Autonomous Navigation of Cloud-Controlled Quadcopters in Confined Spaces Using Multi-Modal Perception and LLM-Driven High Semantic Reasoning
This work addresses navigation challenges for drones in confined spaces, offering an incremental improvement by integrating existing components into a cloud-based framework.
The paper tackles autonomous quadcopter navigation in GPS-denied indoor environments by developing a cloud-supported AI system with multi-modal perception and LLM-driven reasoning, achieving results such as object detection mAP50 of 0.6, depth estimation MAE of 7.2 cm, and only 16 safety breaches in 42 trials.
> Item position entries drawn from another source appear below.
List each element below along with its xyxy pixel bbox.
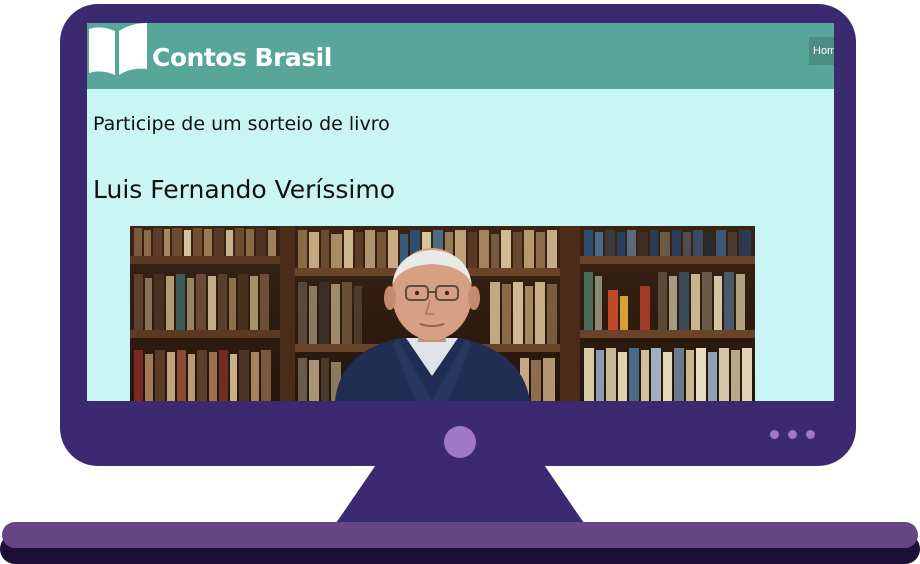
- indicator-dot: [788, 430, 797, 439]
- indicator-dot: [770, 430, 779, 439]
- giveaway-link[interactable]: Participe de um sorteio de livro: [93, 113, 390, 135]
- indicator-dots: [770, 430, 815, 439]
- site-title[interactable]: Contos Brasil: [152, 43, 332, 72]
- site-header: Contos Brasil Home: [87, 23, 834, 89]
- author-name-heading: Luis Fernando Veríssimo: [93, 175, 396, 204]
- power-button[interactable]: [444, 426, 476, 458]
- desktop-monitor-illustration: Contos Brasil Home Participe de um sorte…: [0, 0, 920, 564]
- open-book-icon[interactable]: [87, 23, 149, 79]
- stand-base: [2, 522, 918, 548]
- author-photo: [130, 226, 755, 401]
- nav-home-link[interactable]: Home: [809, 37, 834, 65]
- bookshelf-portrait-image: [130, 226, 755, 401]
- stand-neck: [334, 456, 586, 526]
- stand-base-shadow: [0, 534, 920, 564]
- indicator-dot: [806, 430, 815, 439]
- monitor-screen: Contos Brasil Home Participe de um sorte…: [87, 23, 834, 401]
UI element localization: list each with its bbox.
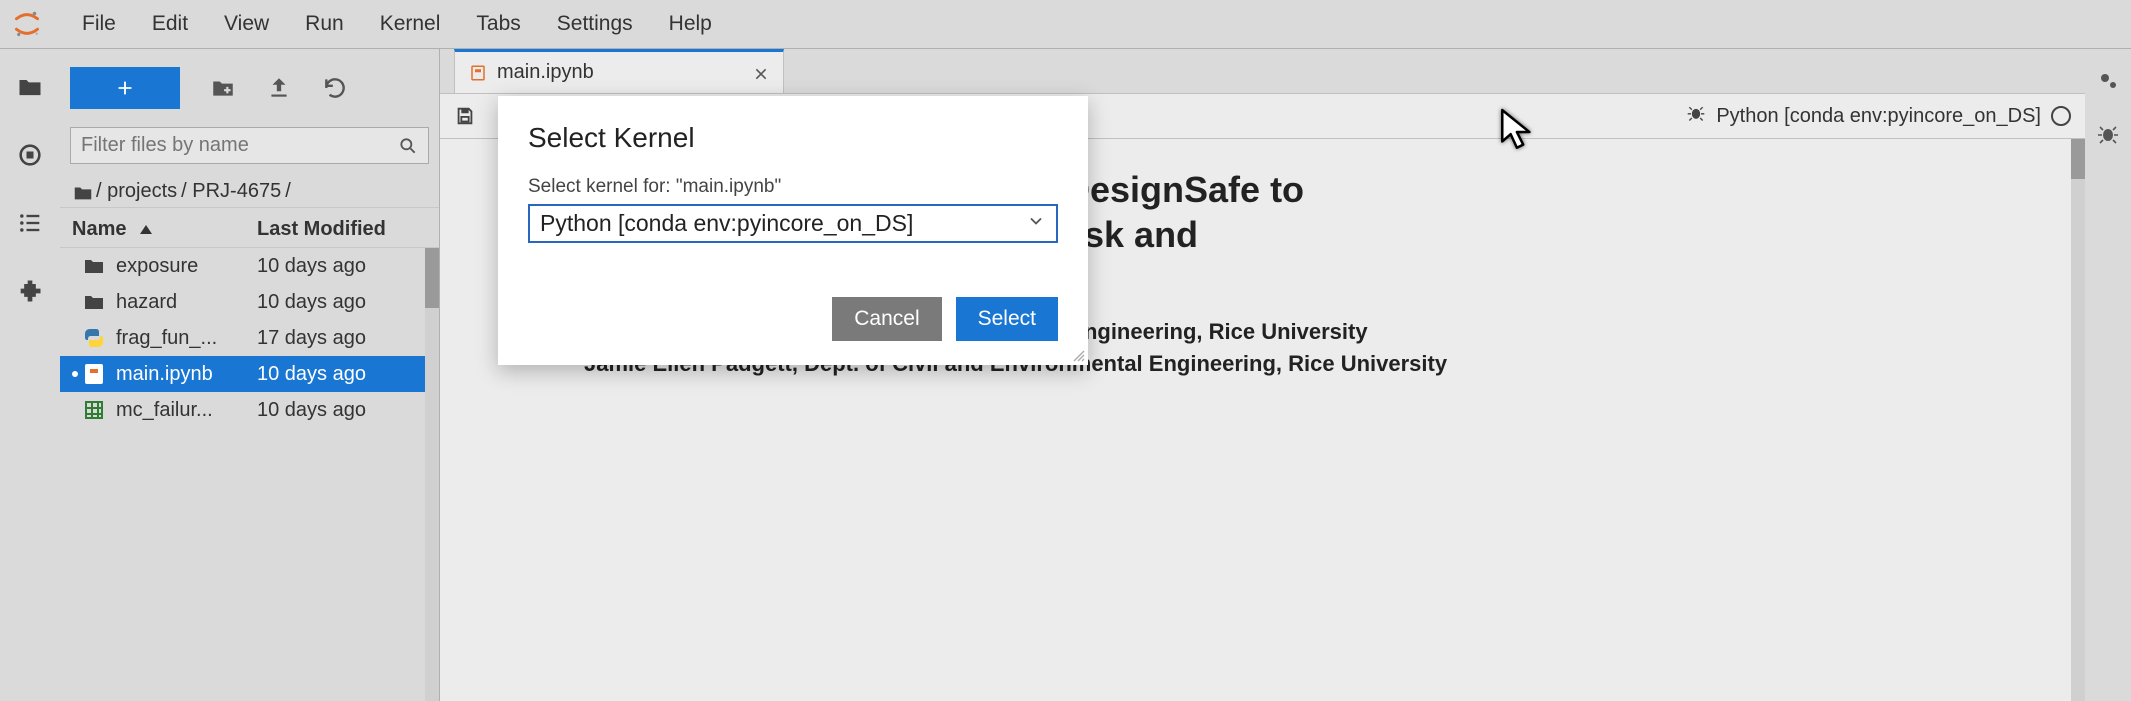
file-modified: 10 days ago	[257, 363, 427, 386]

This paper introduces an advanced AI-driven perception system for autonomous quadcopter navigation in GPS-denied indoor environments. The proposed framework leverages cloud computing to offload computationally intensive tasks and incorporates a custom-designed printed circuit board (PCB) for efficient sensor data acquisition, enabling robust navigation in confined spaces. The system integrates YOLOv11 for object detection, Depth Anything V2 for monocular depth estimation, a PCB equipped with Time-of-Flight (ToF) sensors and an Inertial Measurement Unit (IMU), and a cloud-based Large Language Model (LLM) for context-aware decision-making. A virtual safety envelope, enforced by calibrated sensor offsets, ensures collision avoidance, while a multithreaded architecture achieves low-latency processing. Enhanced spatial awareness is facilitated by 3D bounding box estimation with Kalman filtering. Experimental results in an indoor testbed demonstrate strong performance, with object detection achieving a mean Average Precision (mAP50) of 0.6, depth estimation Mean Absolute Error (MAE) of 7.2 cm, only 16 safety envelope breaches across 42 trials over approximately 11 minutes, and end-to-end system latency below 1 second. This cloud-supported, high-intelligence framework serves as an auxiliary perception and navigation system, complementing state-of-the-art drone autonomy for GPS-denied confined spaces.